The truthiness of iPod ear: The Peter Townshend loud iPod story is going mainstream in tomorrow’s Wall Street Journal. First, let me fully and enthusiastically endorse the common sense notion that it is very likely to be of great harm to one’s hearing to blast one’s iPod into one’s ears. (It couldn’t have been only my Mom who was yelling, “turn down that racket or you’ll go deaf” 35 years ago when the racket was Peter Townshend’s music.)
However, the article in tomorrow’s Journal is in need of a work-over by the WSJ’s “Numbers Guy.” For example, the reporter writes the following:
Apple Computer Inc.’s iPod, and other players by iRiver, Sony and SanDisk — can hold thousands of songs and have longer-lasting batteries than older players. As a result, people are listening to the devices for much longer periods of time.
Say what? The longer-lasting battery claim is easily debunked by anyone who has ever used an iPod. But where could that other statistic possibly come from — the one about “people are listening to devices for longer periods of time” because they have more songs on them. Granted, that sounds logical, but with all the research about people’s media consumption is there any research that shows a correlation between the number of songs one has access to with the amount of time one listens to those songs during a certain period of time? If this were true, shouldn’t the exploding number of hours people spend listening to music be a trend those Pew folks should be all over? Again, the statistic that the more songs you have, the more hours a day you listen to music, may be logical, but you don’t have to be Stephen Levitt to recognize its potential freakiness.

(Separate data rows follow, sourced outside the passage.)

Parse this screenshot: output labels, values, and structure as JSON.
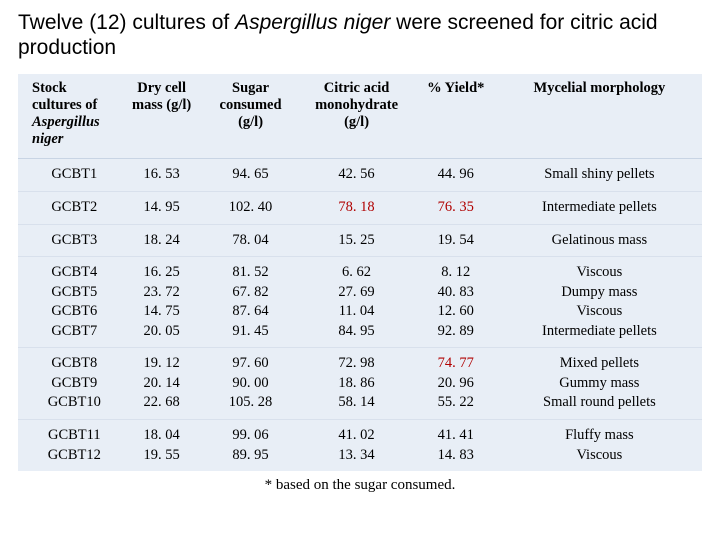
{
  "title_prefix": "Twelve (12) cultures of ",
  "title_species": "Aspergillus niger",
  "title_suffix": " were screened for citric acid production",
  "columns": {
    "stock_l1": "Stock cultures of",
    "stock_l2": "Aspergillus niger",
    "dry_l1": "Dry cell",
    "dry_l2": "mass (g/l)",
    "sugar_l1": "Sugar",
    "sugar_l2": "consumed",
    "sugar_l3": "(g/l)",
    "citric_l1": "Citric acid",
    "citric_l2": "monohydrate",
    "citric_l3": "(g/l)",
    "yield": "% Yield*",
    "morph": "Mycelial morphology"
  },
  "groups": [
    {
      "stock": [
        "GCBT1"
      ],
      "dry": [
        "16. 53"
      ],
      "sugar": [
        "94. 65"
      ],
      "citric": [
        "42. 56"
      ],
      "yield": [
        "44. 96"
      ],
      "morph": [
        "Small shiny pellets"
      ],
      "highlight": false
    },
    {
      "stock": [
        "GCBT2"
      ],
      "dry": [
        "14. 95"
      ],
      "sugar": [
        "102. 40"
      ],
      "citric": [
        "78. 18"
      ],
      "yield": [
        "76. 35"
      ],
      "morph": [
        "Intermediate pellets"
      ],
      "highlight": true
    },
    {
      "stock": [
        "GCBT3"
      ],
      "dry": [
        "18. 24"
      ],
      "sugar": [
        "78. 04"
      ],
      "citric": [
        "15. 25"
      ],
      "yield": [
        "19. 54"
      ],
      "morph": [
        "Gelatinous mass"
      ],
      "highlight": false
    },
    {
      "stock": [
        "GCBT4",
        "GCBT5",
        "GCBT6",
        "GCBT7"
      ],
      "dry": [
        "16. 25",
        "23. 72",
        "14. 75",
        "20. 05"
      ],
      "sugar": [
        "81. 52",
        "67. 82",
        "87. 64",
        "91. 45"
      ],
      "citric": [
        "6. 62",
        "27. 69",
        "11. 04",
        "84. 95"
      ],
      "yield": [
        "8. 12",
        "40. 83",
        "12. 60",
        "92. 89"
      ],
      "morph": [
        "Viscous",
        "Dumpy mass",
        "Viscous",
        "Intermediate pellets"
      ],
      "highlight": false
    },
    {
      "stock": [
        "GCBT8",
        "GCBT9",
        "GCBT10"
      ],
      "dry": [
        "19. 12",
        "20. 14",
        "22. 68"
      ],
      "sugar": [
        "97. 60",
        "90. 00",
        "105. 28"
      ],
      "citric": [
        "72. 98",
        "18. 86",
        "58. 14"
      ],
      "yield": [
        "74. 77",
        "20. 96",
        "55. 22"
      ],
      "morph": [
        "Mixed pellets",
        "Gummy mass",
        "Small round pellets"
      ],
      "highlight": false
    },
    {
      "stock": [
        "GCBT11",
        "GCBT12"
      ],
      "dry": [
        "18. 04",
        "19. 55"
      ],
      "sugar": [
        "99. 06",
        "89. 95"
      ],
      "citric": [
        "41. 02",
        "13. 34"
      ],
      "yield": [
        "41. 41",
        "14. 83"
      ],
      "morph": [
        "Fluffy mass",
        "Viscous"
      ],
      "highlight": false
    }
  ],
  "footnote": "* based on the sugar consumed.",
  "colors": {
    "table_bg": "#e8eef6",
    "highlight_text": "#b00000",
    "text": "#000000"
  }
}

Again, let me say on behalf of moms and dads everywhere. As anyone who has ever had their ears ring for 24 hours after a Who concert can tell you: listening to loud music for a long period of time is not good for you. Do it long enough and you’ll very likely screw up your hearing… permanently. But what is it about iPods that makes that ageless Mom-knows-best fact of life have more “truthiness” today than it did 35 years ago?